Suppose you were driving a beat-up old vehicle with high mileage that was starting to cost you more in repairs than the vehicle was worth. At some point, you would likely decide it was time to replace it — and you probably wouldn’t wait 20 years to do so.
The process to replace Canada’s aging fleet of CF-18 jet fighters began in 1997 when the federal government identified Lockheed Martin F-35s as the potential replacements. Almost 20 years later, Canada’s air force is still waiting.
Admittedly, spending billions of dollars to purchase a fleet of high-tech jets is far different from buying a replacement automobile. But does it really need to be such a long, drawn-out process?

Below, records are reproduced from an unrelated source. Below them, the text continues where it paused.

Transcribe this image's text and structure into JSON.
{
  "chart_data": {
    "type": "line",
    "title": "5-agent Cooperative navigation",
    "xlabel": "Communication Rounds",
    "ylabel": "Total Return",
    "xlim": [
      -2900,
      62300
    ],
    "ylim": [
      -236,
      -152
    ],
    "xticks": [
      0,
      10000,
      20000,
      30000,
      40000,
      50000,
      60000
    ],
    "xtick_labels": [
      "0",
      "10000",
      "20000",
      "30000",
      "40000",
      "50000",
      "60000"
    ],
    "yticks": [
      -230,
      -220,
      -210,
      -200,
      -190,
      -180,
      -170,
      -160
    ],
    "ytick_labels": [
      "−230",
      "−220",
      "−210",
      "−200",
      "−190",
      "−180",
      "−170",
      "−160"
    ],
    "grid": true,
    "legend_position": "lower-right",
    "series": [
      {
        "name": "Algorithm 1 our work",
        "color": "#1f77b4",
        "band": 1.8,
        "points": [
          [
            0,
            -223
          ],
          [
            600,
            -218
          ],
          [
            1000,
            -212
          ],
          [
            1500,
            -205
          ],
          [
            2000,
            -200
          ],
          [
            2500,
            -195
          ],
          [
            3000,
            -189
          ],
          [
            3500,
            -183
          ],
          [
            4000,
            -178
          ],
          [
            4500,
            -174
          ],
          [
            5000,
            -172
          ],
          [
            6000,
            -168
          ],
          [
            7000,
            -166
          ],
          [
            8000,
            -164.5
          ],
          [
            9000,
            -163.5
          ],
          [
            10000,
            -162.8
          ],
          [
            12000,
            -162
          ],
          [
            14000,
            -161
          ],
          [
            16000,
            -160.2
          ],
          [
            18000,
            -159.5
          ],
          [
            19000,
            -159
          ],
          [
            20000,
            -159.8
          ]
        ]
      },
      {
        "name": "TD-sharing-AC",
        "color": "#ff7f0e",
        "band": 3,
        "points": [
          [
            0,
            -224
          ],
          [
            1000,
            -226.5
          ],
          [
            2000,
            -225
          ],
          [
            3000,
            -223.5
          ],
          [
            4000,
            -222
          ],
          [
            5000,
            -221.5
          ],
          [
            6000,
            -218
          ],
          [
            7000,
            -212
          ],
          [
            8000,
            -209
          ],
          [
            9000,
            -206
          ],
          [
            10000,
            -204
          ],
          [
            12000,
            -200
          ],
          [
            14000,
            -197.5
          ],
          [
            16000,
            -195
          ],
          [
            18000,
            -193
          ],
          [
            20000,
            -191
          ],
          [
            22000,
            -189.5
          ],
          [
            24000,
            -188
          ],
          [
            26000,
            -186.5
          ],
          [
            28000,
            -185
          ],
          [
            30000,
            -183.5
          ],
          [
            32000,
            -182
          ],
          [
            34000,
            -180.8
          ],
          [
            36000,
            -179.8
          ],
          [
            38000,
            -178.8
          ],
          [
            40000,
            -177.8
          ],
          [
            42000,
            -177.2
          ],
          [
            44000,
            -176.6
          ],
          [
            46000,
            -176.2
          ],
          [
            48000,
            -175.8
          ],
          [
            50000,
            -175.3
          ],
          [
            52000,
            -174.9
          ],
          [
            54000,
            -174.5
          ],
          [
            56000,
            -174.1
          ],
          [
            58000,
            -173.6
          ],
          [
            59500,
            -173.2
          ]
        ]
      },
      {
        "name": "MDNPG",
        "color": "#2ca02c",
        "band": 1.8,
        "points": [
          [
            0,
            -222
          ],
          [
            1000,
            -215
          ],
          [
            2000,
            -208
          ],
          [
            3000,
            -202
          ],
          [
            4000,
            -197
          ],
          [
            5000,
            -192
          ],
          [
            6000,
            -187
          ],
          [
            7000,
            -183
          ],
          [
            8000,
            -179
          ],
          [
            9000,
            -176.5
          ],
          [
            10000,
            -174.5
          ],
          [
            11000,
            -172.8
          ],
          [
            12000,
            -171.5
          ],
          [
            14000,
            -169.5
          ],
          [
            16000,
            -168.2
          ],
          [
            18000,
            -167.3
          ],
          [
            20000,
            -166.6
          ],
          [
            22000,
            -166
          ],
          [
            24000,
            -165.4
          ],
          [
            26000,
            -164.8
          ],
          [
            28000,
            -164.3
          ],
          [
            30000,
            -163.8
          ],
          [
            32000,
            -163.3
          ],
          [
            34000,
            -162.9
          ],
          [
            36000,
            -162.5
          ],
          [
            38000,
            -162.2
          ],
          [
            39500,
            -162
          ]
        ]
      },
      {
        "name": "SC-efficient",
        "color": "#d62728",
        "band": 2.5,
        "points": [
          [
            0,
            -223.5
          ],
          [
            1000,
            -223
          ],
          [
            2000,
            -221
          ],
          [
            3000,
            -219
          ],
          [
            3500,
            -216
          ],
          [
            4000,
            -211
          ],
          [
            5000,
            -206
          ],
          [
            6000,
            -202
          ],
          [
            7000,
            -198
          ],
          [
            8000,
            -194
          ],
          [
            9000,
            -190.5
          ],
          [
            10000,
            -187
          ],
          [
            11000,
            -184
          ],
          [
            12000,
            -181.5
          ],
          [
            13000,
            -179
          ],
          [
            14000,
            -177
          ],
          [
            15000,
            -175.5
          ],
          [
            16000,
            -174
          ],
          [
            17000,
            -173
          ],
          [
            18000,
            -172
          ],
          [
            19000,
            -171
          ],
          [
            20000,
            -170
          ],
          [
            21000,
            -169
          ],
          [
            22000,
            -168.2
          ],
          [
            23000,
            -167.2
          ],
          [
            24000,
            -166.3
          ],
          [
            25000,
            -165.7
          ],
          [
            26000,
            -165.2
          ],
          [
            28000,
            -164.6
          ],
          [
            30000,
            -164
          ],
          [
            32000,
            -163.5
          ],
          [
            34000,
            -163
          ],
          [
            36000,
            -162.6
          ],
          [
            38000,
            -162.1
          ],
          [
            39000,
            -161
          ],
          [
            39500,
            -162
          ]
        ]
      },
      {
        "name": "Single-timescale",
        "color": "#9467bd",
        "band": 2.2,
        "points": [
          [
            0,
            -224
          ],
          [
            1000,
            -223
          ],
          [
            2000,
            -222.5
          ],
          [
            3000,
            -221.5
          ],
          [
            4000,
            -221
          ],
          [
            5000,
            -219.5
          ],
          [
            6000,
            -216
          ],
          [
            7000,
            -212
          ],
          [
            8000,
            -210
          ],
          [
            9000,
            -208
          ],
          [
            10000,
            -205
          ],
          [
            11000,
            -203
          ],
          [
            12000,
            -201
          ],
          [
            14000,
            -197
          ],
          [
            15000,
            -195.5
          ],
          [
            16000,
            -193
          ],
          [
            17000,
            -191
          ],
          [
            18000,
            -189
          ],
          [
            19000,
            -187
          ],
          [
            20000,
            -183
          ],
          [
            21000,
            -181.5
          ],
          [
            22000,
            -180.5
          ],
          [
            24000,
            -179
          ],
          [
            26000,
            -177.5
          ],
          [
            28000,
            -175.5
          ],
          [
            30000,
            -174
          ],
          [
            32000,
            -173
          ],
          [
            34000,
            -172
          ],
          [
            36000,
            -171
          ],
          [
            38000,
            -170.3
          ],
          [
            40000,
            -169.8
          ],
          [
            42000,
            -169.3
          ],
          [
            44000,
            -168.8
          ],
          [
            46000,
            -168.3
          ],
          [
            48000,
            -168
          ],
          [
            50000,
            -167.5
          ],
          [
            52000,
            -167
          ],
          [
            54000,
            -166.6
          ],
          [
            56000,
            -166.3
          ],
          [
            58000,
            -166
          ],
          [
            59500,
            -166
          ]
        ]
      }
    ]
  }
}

In 1977, Canada’s military issued a call for tender for new fighter jets to replace its aging fleet of that time. The CF-18 Hornet was commissioned in 1980 and two years later, the first of the new jets, built by McDonnell-Douglas, were delivered.
The road to replacing the CF-18s has been much longer — and bumpier.
The Harper government announced its intention in 2010 to purchase F-35 stealth fighters to replace the CF-18s, but it’s been a controversial issue filled with rancorous debate. Much of the criticism centred around uncertain costs, estimated at $16 billion in 2010. But a 2014 report for the Centre for Policy Alternatives and the Rideau Institute by Michael Byers suggested government estimates for the full F-35 program may have underestimated the costs by anywhere from $12 billion to $81 billion, depending on factors over the full 40-year life of the aircraft.
Prime Minister Justin Trudeau promised during last year’s election campaign to cancel the planned purchase of the F-35s. Instead, the Liberals have announced plans to explore purchasing 18 new Boeing-made Super Hornet jets on an interim basis until it can decide on a permanent replacement for Canada’s aging fighter jets. But again, there’s a question over the cost of the Super Hornets, which the Liberals say is $65 million per plane compared to $175 per plane for the F-35s. Those cost estimates don’t match with costs reportedly paid by other countries for Super Hornets or F-35s.
Meanwhile, Canada’s CF-18s continue to grow closer to the end of their life expectancy. In July of this year, Defence Minister Harjit Sajjan emphasized the need to replace the air force’s 77 remaining CF-18s soon because only about half the fleet is available for operations at any given time, not enough to meet Canada’s NATO and North American defence commitments.
A $500-million upgrade ordered by the Conservatives in 2014 is expected to keep the CF-18s flying until the mid-2020s, but sooner or later — preferably sooner — a decision is going to have to be made and new aircraft purchased.
A patchwork solution to keep Canada’s aging jet fighters in the air will only work for so long.